CHECK IF APPROPRIATE: [ ] INCLUDES TRANSFER/REASSIGN [ ] FIDUCIARY APPOINTMENT [ ] REFERENCE

Notes

1
Williams is BAE‘s counsel. (NYSCEF 222, Williams aff ¶ 1.)
2
Despite lack of clarity in Riptide‘s papers, the court assumes that this motion is based on deletion of the Smiths’ Riptide and BAE email accounts. The Riptide email accounts, however, were deleted around December 2019 (see supra at 2-3), i.e. prior to the November 20, 2020 date when Riptide argues the duty to preserve attached. Additionally, in its reply brief, Riptide alleges for the first time deletion of email accounts of certain additional BAE employees which is not before the court since you cannot raise issues for the first time on reply. (NYSCEF 237, Reply Brief at 4/18 n 2.)
3
As to Jeffrey Smith‘s emails, Riptide proffers no evidence in form of an affidavit or otherwise explaining relevance of his deleted emails.
4
At oral argument, BAE‘s attorney explained that the litigation hold was eventually implemented on March 18, 2022, because “[t]he parties were discussing a potential extension of the earn-out provision, and those discussions looked like they weren‘t going well.

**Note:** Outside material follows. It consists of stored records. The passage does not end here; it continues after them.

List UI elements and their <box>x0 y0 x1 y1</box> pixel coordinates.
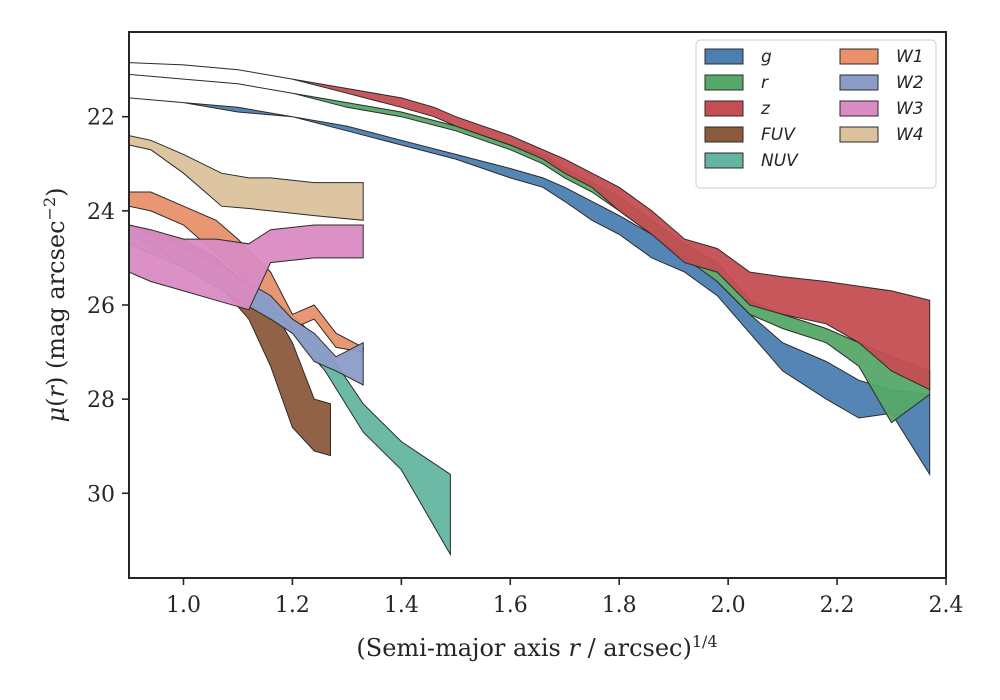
y-tick-label: 24 <box>87 200 115 225</box>
legend-swatch-w2 <box>839 74 879 91</box>
legend-label-r: r <box>761 73 769 93</box>
legend-label-w3: W3 <box>896 99 924 119</box>
legend-swatch-w4 <box>839 126 879 143</box>
band-w3 <box>129 224 364 311</box>
band-z <box>129 62 931 391</box>
band-w4 <box>129 135 364 221</box>
x-tick-label: 2.0 <box>711 593 746 618</box>
y-tick-label: 22 <box>87 106 115 131</box>
y-tick-label: 26 <box>87 294 115 319</box>
legend-label-z: z <box>760 99 771 119</box>
x-tick-label: 1.2 <box>275 593 310 618</box>
band-g <box>129 97 931 477</box>
plot-area <box>129 62 931 557</box>
y-axis-label: μ(r) (mag arcsec−2) <box>40 187 71 422</box>
x-axis-label: (Semi-major axis r / arcsec)1/4 <box>356 632 717 663</box>
legend-swatch-z <box>704 100 744 117</box>
x-tick-label: 1.6 <box>493 593 528 618</box>
legend-swatch-r <box>704 74 744 91</box>
x-tick-label: 1.8 <box>602 593 637 618</box>
legend-swatch-w3 <box>839 100 879 117</box>
legend-swatch-w1 <box>839 48 879 65</box>
legend-label-g: g <box>761 47 772 67</box>
legend: grz FUV NUV W1 W2 W3 W4 <box>695 39 937 189</box>
legend-label-fuv: FUV <box>761 125 796 145</box>
legend-label-w2: W2 <box>896 73 924 93</box>
legend-swatch-g <box>704 48 744 65</box>
y-tick-label: 30 <box>87 482 115 507</box>
legend-swatch-nuv <box>704 152 744 169</box>
legend-label-w1: W1 <box>896 47 924 67</box>
legend-label-w4: W4 <box>896 125 924 145</box>
x-tick-label: 1.4 <box>384 593 419 618</box>
x-tick-label: 1.0 <box>166 593 201 618</box>
legend-swatch-fuv <box>704 126 744 143</box>
x-tick-label: 2.4 <box>929 593 964 618</box>
axis-ticks: 1.0 1.2 1.4 1.6 1.8 2.0 2.2 2.4 22 24 26 28 30 <box>87 106 964 618</box>
legend-label-nuv: NUV <box>761 151 799 171</box>
y-tick-label: 28 <box>87 388 115 413</box>
x-tick-label: 2.2 <box>820 593 855 618</box>
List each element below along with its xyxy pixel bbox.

At that point -- and they had gone fine beforehand and had not been contentious.... When they heated up in early 2022 and it started to go badly, BAE following its obligations said, [w]e‘re going to be conservative. They haven‘t filed a complaint yet but, we‘re instituting a hold.” (NYSCEF 255, tr at 40:22-41:6 oral argument.)

Case Details

Case Name: Riptide Autonomous Solutions, LLC v. BAE Sys. Info. & Elec. Sys. Integration Inc.
Court Name: New York Supreme Court, New York County
Date Published: Jan 7, 2025
Citations: 2025 NY Slip Op 30052(U); Index No. 652078/2022
Docket Number: Index No. 652078/2022
Court Abbreviation: N.Y. Sup. Ct., New York Cty.